40 cas de plus et un veut créer un vent de panique. On le suscite chez certaines personnes plus influençables. C’est désolant. Dans le même temps en Suisse, on se félicite de passer enfin sous les 1 000 cas journaliers. Je rappelle que la Suisse et le Québec comptent un nombre d’habitants comparable.
La même stratégie fonctionne pour la vaccination. Alors que le Québec voit sa population de plus de 18 ans complètement vaccinée à 90%, la Suisse n’en est qu’a 71%. En revanche, si le Conseil fédéral prévoit lever les mesures sanitaires quand 80 % de la population sera vaccinée, le Québec qui prévoyait le faire au départ lorsque 75 % de sa population serait vaccinée, a monté ce chiffre à 95%. Sans oublier que la vaccination des enfants est encouragée après celle des adolescents. Le ministère de la santé du Québec étudie la vaccination dès 5 ans.
Quels risques sommes-nous collectivement prêt à prendre?
La notion de risque zéro est très présente au Québec.
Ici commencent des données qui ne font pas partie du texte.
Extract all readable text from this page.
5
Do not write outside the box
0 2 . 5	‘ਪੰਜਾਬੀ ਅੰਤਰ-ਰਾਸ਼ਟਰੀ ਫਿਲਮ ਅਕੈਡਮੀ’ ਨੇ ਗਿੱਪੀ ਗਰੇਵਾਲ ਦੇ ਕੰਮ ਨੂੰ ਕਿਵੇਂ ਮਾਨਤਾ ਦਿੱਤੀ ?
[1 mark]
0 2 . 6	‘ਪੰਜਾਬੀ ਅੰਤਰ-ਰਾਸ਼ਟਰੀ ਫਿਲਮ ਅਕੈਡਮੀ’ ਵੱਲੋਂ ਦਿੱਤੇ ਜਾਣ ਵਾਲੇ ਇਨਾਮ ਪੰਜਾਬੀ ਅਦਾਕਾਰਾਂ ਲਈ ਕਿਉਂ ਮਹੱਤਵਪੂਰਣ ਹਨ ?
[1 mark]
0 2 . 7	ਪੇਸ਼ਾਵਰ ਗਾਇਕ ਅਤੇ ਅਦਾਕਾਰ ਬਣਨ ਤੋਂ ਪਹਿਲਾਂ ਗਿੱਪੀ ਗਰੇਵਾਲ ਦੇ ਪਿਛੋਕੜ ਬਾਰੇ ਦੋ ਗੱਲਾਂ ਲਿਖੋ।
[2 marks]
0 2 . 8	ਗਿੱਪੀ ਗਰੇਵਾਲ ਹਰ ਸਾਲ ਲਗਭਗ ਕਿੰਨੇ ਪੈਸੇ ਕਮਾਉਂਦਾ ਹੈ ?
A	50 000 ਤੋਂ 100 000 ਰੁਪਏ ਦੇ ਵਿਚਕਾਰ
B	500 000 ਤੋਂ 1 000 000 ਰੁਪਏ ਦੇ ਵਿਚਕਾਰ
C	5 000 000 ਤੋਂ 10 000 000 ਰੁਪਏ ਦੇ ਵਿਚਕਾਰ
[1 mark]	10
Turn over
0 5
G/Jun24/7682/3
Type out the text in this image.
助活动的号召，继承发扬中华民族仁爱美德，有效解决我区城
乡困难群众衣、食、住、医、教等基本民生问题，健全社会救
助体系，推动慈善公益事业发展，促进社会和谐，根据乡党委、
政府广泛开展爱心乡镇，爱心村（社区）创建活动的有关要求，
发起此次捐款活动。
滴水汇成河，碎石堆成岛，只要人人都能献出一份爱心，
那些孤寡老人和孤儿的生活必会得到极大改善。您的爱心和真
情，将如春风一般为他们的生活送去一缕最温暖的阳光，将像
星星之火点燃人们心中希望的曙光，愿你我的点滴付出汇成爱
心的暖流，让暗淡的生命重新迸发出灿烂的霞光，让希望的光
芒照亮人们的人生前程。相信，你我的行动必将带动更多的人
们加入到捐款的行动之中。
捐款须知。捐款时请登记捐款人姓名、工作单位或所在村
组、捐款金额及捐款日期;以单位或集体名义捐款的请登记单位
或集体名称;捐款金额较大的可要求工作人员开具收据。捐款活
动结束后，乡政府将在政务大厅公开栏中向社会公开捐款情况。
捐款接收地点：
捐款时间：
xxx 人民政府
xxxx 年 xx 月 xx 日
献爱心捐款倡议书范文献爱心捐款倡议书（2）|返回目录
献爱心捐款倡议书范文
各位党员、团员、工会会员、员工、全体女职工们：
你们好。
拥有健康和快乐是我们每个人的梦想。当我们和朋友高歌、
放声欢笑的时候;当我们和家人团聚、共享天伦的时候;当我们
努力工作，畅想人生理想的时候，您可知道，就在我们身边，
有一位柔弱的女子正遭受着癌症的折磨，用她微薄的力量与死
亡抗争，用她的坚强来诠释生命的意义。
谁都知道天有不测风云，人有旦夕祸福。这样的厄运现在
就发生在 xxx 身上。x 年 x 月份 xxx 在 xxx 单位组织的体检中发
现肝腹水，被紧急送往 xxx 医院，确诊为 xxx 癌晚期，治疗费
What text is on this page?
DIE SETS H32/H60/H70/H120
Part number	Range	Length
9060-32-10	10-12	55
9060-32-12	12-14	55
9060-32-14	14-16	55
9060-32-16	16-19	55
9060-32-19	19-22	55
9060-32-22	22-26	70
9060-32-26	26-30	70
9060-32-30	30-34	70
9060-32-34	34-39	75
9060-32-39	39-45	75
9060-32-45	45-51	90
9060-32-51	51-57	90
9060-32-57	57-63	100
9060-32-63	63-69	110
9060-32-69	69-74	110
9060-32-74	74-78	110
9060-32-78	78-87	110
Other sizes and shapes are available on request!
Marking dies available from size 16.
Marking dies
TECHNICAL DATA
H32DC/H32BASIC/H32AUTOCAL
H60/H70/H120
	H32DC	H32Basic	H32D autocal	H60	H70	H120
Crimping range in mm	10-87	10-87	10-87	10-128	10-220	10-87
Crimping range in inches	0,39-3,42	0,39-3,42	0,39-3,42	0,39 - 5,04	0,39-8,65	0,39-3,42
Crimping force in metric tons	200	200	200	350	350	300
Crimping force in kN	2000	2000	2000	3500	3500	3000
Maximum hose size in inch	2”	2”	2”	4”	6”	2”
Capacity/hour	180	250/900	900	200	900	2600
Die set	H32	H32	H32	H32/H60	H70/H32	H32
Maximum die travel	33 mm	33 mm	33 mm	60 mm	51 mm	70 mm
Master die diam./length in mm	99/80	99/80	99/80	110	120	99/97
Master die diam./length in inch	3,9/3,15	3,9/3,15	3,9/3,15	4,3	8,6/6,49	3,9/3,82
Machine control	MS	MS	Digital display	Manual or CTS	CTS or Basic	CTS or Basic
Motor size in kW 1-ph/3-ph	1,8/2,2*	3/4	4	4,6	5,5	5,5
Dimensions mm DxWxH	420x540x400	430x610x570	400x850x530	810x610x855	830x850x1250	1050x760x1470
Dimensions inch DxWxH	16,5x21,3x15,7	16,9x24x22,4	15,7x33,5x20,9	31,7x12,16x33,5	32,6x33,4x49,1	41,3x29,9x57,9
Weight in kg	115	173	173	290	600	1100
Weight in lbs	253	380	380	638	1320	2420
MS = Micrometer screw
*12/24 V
C’est une grosse erreur selon moi. Il vaudrait mieux parler, comme un peu la philosophie suisse, de risque acceptable. Ce type de risque peut varier d’une société à l’autre. On peut en effet débattre démocratiquement du niveau de risque que collectivement nous voulons prendre.
Si le Parlement suisse peut débattre de ce sujet, il n’en est pas question au Québec. Très tôt dans cette pandémie, j’ai senti la volonté de voir disparaître ce virus pour relâcher la pression mise sur la population. Si l’idée de vouloir faire baisser la pression sur les hôpitaux pouvait se justifier en début de pandémie lorsque la Covid-19 était peu connue, pouvait se justifier, aujourd’hui, on n’en est plus là.
La multiplication des incohérences
La science que tous les gouvernements appellent en référence a fait d’énormes progrès. On en sait toujours plus, mais c’est comme si le Québec n’arrivait pas à les enregistrer. Si le masque apparaît aujourd’hui comme un outil essentiel pour lutter contre la propagation essentiellement aérienne du virus, on n’a aucunement allégé des mesures moins susceptibles de freiner la propagation : les journaux sont toujours interdits dans les cafés.
Au curling, on ne peut se déplacer sans masque dans la salle du bar ou on ne peut aller aux toilettes sans se couvrir le visage. Cependant, nous pouvons jouer librement sans masque sur la glace, parce que c’est du sport. Allez comprendre.
Il faut vraiment que je fasse du sport plus régulièrement. Non seulement, je vais maigrir, mais le virus ne m’attaquera pas puisqu’il néglige les sportifs!